Nokia Siemens to Cut 23 Percent of Work Force

BERLIN — Nokia Siemens Networks, the equipment joint venture of Nokia and Siemens, said Wednesday that it planned to cut almost a quarter of its workforce as it sought to bolster profit in a stagnating market for network gear.

The company said it planned to eliminate 17,000 jobs by the end of 2013 in a wide-ranging austerity program designed to refocus Nokia Siemens on mobile broadband equipment, the fastest growing segment of the market. The reductions will slash the company’s workforce by 23 percent from its current level of 74,000.

The cuts follow Nokia Siemens’s $1.2 billion purchase of Motorola’s mobile network equipment business in July 2010, which added staff. Rajeev Suri, the Nokia Siemens chief executive, said the reduction would help the company trim annual operating expenses by €1 billion, or $1.35 billion, by the end of 2013 from its level at the end of this year.

“As we look towards the prospect of an independent future, we need to take action now to improve our profitability and cash generation,” Mr. Suri said in a statement. “These planned reductions are regrettable but necessary. It is our goal to make them in a fair and responsible way, providing the support we can to employees and communities.”

Nokia and Siemens, equal partners in the business created in 2006, have been looking to sell all or part of the venture, which has suffered from competition from low-cost Chinese rivals like Huawei and ZTE. In September, Nokia and Siemens injected a combined €1 billion into the venture to support its operations. In the statement, Mr. Suri did not address the search for new investors.

Hakan Wranne, an analyst at Swedbank in Stockholm, said the personnel reductions were a signal from Nokia Siemens that the company would no longer be a global equipment vendor, but would focus on limited parts of the market. In remarks to analysts on a conference call this afternoon, Mr. Suri said Nokia Siemens would remain a “European” company.

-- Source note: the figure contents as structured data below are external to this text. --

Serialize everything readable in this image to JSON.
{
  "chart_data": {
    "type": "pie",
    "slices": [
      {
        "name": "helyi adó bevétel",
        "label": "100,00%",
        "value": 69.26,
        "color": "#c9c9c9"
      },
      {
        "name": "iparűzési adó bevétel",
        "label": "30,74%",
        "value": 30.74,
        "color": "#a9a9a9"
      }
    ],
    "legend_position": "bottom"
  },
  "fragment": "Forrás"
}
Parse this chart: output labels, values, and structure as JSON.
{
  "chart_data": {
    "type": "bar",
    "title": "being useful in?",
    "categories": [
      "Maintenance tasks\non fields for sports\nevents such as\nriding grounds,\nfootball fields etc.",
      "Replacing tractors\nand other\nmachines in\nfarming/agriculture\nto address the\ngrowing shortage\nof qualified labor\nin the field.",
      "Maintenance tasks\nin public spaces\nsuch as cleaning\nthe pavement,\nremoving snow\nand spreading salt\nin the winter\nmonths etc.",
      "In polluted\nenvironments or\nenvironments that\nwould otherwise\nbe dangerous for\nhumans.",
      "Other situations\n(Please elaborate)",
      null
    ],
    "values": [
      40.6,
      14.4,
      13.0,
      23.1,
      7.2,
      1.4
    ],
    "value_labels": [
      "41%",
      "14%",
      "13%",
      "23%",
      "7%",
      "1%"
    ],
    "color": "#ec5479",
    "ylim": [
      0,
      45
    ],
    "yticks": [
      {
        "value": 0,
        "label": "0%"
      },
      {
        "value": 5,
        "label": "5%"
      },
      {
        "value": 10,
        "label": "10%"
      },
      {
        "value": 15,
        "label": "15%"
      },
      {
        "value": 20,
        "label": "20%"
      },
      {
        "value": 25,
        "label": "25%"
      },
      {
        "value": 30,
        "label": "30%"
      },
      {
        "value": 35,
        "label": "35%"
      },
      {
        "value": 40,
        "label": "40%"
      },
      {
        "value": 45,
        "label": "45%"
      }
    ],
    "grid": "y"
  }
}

Nokia Siemens had been reporting quarterly losses for most of the past two years. In the third quarter, the company reported a €6 million operating profit, following a €116 million loss a year earlier, as sales rose 16 percent to €3.4 billion. It was the fifth consecutive quarter of sales growth for Nokia Siemens.

Mr. Suri said Nokia Siemens planned to revamp its operation, eliminating overlapping management and seeking cost savings by consolidating offices and other sites, and by centralizing activities in global delivery centers.

The company, which is based jointly in Espoo, Finland, and in Munich, did not say where it planned to eliminate the jobs. Most of the employees work in Finland and Germany.

Shares of Nokia rose 1.2 percent in Helsinki trading to €4.23 a share, while shares of Siemens were little changed at €69.51 in Frankfurt.

In his remarks on the conference call, Mr. Suri said the networking equipment business had matured and was no longer experiencing “jaw-dropping” rates of sales and profit growth.

“At Nokia Siemens, we believe the future of our industry is in mobile broadband and services,” Mr. Suri said.